This repository contains the implementation of our paper:
Candidate Soups: Fusing Candidate Results Improves Translation Quality for Non-Autoregressive Translation
Our code is implemented based on DSLP open source code(https://github.com/chenyangh/DSLP).

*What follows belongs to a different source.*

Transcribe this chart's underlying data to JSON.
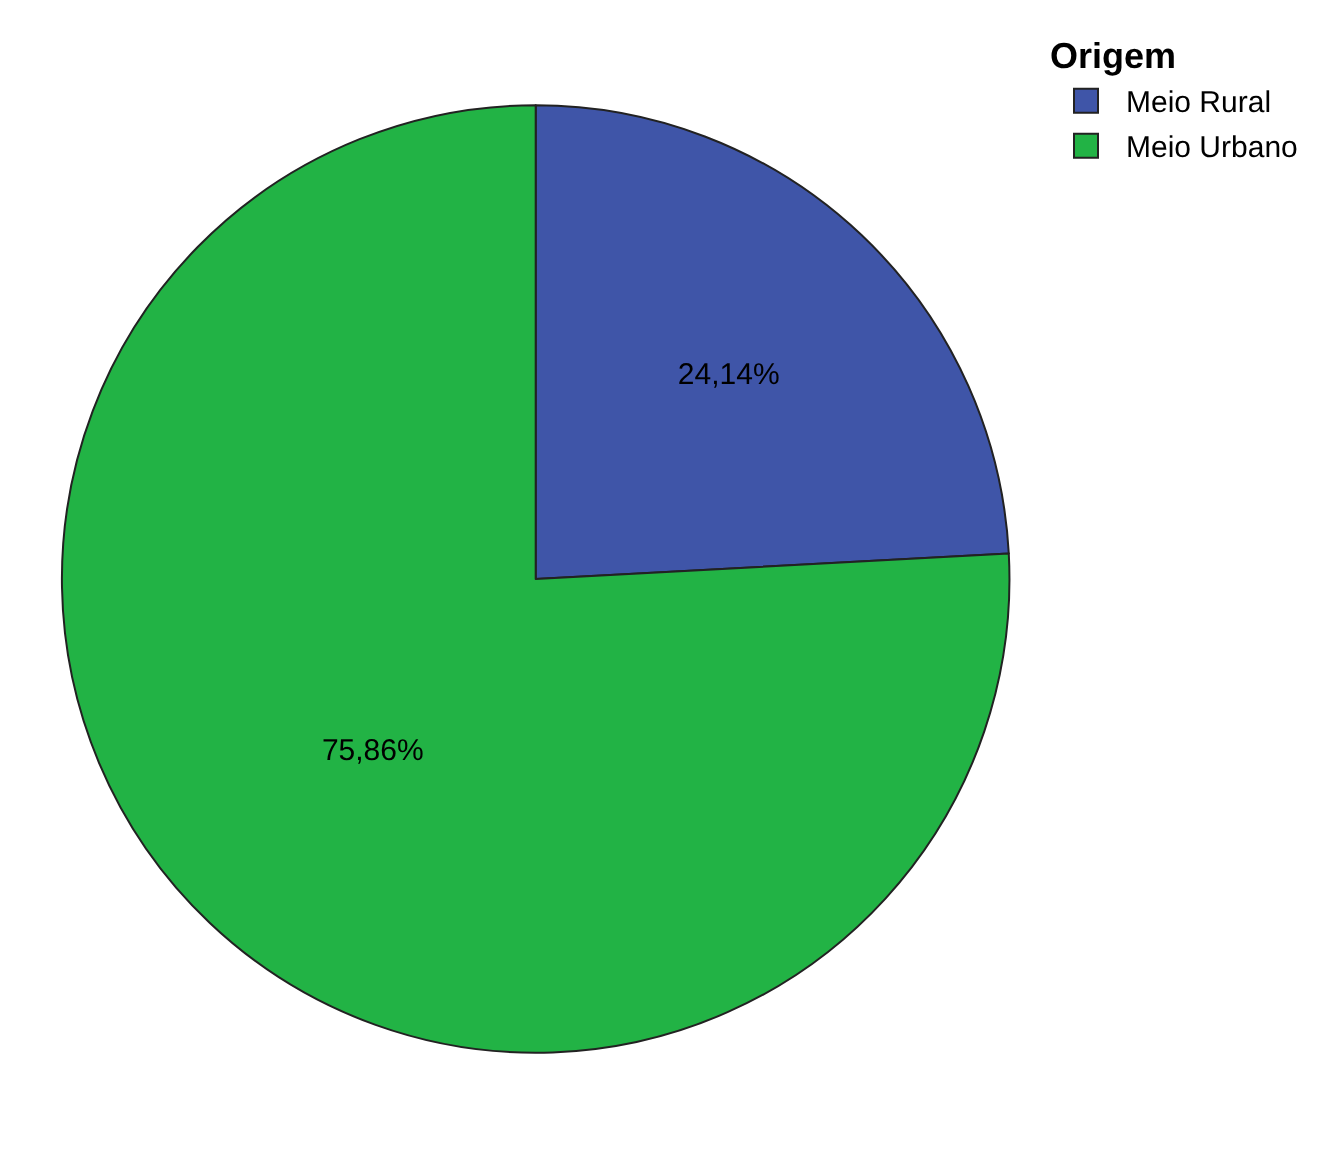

And we only changed the inference process of the 4 base models of Vanilla NAT, CMLM, GLAT and GLAT + DSLP. We train them with reference to the tutorials published by DSLP.
Using Candidate Soups without AT model for re-scoring:
fairseq-generate data-bin/wmt14.en-de_kd --path PATH_TO_NAT_MODEL \
--batch-size 1 --gen-subset test --task translation_lev --iter-decode-max-iter 0 \
--iter-decode-eos-penalty 0 --beam 1 --remove-bpe --iter-decode-with-beam 5 --search-mode CDS
Using Candidate Soups with AT model for re-scoring:
fairseq-generate data-bin/wmt14.en-de_kd --path PATH_TO_NAT_MODEL:PATH_TO_AT_MODEL --iter-decode-with-external-reranker \
--batch-size 1 --gen-subset test --task translation_lev --iter-decode-max-iter 0 \
--iter-decode-eos-penalty 0 --beam 1 --remove-bpe --iter-decode-with-beam 5 --search-mode CDS
Note: 1) Add --search-mode CDS
to indicate the use of the Candidate Soups algorithm.